FetLife
- Website type: Adult social networking
- Available in: English, Catalan, Dutch, French, German, Italian, Norwegian, Polish, Portuguese, Spanish
- Founded: January 3, 2008; 18 years ago
- Headquarters: Vancouver, British Columbia, Canada
- Founder: John Kopanas
- Parent: BitLove, Inc.
- Website: fetlife.com
- Registration: Required
- Users: 12,632,253
- Current status: Active
- Written in: Ruby on Rails

= FetLife =

Adult social networking website

FetLife is a social networking website that serves people interested in BDSM, fetishism, and kink. It distinguishes itself from competitors by emphasizing itself as a social network rather than a dating site.

==History==
FetLife was launched on January 3, 2008, by John Kopanas (also known by his username John Baku), a software engineer in Montreal, Quebec. Frustrated by attempts to find women who had the same sexual interests as he did, Baku created a website in 2007 called "FriendsWithFetishes". While working on release 2.0 of FriendsWithFetishes, Baku decided to launch it as a separate site and named it FetLife. James Golick served as chief technology officer. In 2009 Baku received the Community Choice (Man) Award as part of the Pantheon of Leather Awards.

In January 2017, FetLife deleted hundreds of groups – including anything with the words blood, needles, rape and incest – and temporarily shut down the ability to create new groups following pressure from their payment processor. The action by the payment processor was criticized by the Electronic Frontier Foundation as censorship.

==Features==
All members have a profile with the option to display one or more sexual orientations, D/s roles and fetishes from respective lists. Profiles can also list relationships with other members.

Members can create and join groups which function as internet forums, send direct messages to one or more other members and advertise and organize events. Members can also post blog entries, photographs and videos, either publicly or only to members in the poster's friends list, along with comments on other members' posts.

The search feature is deliberately limited to prevent members from finding users with specific characteristics, such as age and gender, and blog posts can only be searched via tags specified by the poster.

==Controversies==
In 2012, FetLife found itself at the center of a controversy regarding its policy that users pledge not to "make criminal accusations against another member in a public forum". This policy has been objected to by users on the basis that censoring posts of sexual assault victims that name predatory users prevents them from warning others. FetLife's reasoning behind this policy is that it allows users to accuse others of a crime, which could be libelous if the allegations are false or unprovable.

In March 2026, a lawsuit named FetLife as the initiating website for a sextortion scheme against a U.S. military veteran for £2,000, beginning in November 2025.

A BuzzFeed article accused the website of not doing enough to stop racism in 2020.
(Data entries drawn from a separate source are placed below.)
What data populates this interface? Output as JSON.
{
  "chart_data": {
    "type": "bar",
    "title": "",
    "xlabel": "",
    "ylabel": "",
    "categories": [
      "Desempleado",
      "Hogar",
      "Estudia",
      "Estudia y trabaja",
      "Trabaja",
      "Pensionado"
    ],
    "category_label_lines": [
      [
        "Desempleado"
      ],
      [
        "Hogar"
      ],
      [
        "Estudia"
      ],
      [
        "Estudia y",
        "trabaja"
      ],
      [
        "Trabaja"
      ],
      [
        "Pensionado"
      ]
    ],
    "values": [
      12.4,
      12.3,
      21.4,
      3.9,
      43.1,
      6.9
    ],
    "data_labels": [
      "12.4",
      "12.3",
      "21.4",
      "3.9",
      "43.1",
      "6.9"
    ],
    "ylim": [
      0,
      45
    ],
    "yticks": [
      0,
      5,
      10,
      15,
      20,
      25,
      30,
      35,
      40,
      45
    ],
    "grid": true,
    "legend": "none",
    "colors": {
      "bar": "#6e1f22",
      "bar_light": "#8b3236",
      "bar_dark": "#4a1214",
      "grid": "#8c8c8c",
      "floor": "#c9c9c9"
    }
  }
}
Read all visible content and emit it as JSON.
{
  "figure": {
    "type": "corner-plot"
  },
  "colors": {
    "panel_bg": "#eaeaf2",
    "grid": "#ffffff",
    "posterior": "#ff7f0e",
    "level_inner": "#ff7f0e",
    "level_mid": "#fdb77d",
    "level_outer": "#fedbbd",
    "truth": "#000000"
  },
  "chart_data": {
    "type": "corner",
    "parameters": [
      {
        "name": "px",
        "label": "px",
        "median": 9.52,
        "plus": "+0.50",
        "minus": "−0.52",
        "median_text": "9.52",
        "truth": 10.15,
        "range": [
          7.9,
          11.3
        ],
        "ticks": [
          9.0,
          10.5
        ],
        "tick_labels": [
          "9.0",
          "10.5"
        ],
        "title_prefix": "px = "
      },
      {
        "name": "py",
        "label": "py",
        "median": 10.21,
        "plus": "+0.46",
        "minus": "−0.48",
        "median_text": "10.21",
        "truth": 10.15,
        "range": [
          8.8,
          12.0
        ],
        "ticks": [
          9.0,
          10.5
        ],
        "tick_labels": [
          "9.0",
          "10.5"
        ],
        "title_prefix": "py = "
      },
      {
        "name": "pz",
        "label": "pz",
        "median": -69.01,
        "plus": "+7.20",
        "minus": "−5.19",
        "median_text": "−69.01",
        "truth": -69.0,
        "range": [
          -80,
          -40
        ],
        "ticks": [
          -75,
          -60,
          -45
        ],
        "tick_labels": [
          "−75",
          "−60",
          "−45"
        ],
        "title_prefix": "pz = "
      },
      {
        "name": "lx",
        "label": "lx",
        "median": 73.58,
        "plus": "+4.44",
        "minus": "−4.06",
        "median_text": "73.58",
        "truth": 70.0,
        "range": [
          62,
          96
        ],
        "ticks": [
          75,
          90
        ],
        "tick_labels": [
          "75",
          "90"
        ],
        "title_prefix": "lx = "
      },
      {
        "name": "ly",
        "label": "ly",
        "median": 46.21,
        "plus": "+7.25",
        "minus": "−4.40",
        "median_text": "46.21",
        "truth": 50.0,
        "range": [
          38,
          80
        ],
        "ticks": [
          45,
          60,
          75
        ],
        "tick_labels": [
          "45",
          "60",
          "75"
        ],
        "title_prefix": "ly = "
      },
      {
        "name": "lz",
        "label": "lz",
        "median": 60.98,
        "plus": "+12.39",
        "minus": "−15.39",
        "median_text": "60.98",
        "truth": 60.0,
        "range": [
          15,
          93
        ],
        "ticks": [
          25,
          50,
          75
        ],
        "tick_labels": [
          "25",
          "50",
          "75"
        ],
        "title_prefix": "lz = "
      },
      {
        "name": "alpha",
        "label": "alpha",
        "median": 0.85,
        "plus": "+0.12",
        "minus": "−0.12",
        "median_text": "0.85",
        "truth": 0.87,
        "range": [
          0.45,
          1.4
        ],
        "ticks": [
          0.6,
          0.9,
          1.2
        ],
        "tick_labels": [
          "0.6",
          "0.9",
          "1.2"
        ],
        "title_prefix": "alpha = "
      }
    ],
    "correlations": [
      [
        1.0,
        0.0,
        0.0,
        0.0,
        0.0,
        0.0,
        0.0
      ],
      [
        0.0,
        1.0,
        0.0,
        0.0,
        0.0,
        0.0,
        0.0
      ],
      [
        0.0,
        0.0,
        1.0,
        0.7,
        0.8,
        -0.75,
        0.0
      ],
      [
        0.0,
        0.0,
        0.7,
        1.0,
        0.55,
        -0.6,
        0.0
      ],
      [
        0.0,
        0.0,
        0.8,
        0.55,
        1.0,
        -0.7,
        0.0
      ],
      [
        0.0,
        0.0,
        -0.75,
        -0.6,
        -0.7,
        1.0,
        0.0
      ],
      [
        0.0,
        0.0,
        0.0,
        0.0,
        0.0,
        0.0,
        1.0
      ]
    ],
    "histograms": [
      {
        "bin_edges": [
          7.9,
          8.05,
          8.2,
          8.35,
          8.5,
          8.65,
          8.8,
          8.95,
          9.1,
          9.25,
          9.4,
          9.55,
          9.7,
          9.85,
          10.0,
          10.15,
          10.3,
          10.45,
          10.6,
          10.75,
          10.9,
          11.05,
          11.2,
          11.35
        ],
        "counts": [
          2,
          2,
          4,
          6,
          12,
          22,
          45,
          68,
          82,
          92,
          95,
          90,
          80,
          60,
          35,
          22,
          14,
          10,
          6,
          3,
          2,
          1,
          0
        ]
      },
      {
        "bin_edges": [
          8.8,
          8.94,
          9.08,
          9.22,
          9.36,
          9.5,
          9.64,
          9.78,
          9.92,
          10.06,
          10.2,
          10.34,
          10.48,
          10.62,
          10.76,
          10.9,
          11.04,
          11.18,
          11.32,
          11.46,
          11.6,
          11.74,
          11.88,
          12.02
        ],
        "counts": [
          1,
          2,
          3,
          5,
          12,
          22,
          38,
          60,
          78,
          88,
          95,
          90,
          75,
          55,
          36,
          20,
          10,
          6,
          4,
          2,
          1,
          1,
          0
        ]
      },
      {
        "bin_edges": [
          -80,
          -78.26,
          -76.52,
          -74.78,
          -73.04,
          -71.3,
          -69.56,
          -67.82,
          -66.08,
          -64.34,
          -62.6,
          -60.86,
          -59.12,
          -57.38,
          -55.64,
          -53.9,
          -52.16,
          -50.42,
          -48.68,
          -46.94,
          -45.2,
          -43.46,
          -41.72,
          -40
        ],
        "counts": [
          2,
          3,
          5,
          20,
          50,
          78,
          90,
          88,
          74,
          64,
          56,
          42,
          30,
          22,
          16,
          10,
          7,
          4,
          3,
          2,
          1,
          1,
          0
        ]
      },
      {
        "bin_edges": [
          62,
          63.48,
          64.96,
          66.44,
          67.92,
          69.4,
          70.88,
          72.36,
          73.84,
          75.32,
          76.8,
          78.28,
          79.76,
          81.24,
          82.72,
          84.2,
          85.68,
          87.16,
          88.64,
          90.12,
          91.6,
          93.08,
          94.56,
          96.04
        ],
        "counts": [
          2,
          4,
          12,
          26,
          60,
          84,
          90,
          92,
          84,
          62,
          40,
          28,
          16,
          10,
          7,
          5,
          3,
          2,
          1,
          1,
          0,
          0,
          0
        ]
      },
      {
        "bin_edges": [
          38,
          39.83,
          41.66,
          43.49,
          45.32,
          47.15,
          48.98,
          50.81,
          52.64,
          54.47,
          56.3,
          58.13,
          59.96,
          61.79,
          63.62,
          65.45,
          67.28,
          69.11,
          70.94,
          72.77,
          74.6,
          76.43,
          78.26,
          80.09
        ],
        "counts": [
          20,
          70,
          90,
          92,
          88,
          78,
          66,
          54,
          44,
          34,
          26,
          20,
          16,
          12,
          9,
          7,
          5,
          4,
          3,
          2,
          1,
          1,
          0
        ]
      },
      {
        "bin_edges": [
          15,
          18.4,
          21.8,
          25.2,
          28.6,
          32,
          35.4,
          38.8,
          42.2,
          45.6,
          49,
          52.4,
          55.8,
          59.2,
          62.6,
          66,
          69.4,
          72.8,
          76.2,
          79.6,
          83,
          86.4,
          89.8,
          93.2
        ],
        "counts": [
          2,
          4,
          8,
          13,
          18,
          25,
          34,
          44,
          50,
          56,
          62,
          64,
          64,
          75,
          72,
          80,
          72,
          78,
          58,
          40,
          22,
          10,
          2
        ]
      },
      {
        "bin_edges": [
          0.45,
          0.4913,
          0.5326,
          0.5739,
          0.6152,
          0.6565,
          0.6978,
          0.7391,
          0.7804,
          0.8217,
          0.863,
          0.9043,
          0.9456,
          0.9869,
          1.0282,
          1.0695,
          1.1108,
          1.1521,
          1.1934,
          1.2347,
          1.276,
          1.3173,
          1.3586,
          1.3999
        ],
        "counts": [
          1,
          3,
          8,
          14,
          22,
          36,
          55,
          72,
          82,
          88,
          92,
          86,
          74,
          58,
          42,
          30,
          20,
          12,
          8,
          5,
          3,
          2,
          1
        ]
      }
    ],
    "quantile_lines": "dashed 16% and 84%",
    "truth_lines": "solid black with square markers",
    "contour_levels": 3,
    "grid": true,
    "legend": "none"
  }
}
=== Murders of Christine Banfield and Joseph Ryan ===
In 2023, Brendan Banfield of Herndon, Virginia, created a fake FetLife account in the name of his wife Christine to lure a Washington, D.C., man named Joseph Ryan to the Banfield's home under false pretenses as part of a plot to murder Banfield's wife, Christine. The event culminated in the double homicide of Christine and Ryan, of which Brendan Banfield and the family's Brazilian au pair, Juliana Peres Magalhães, were later convicted.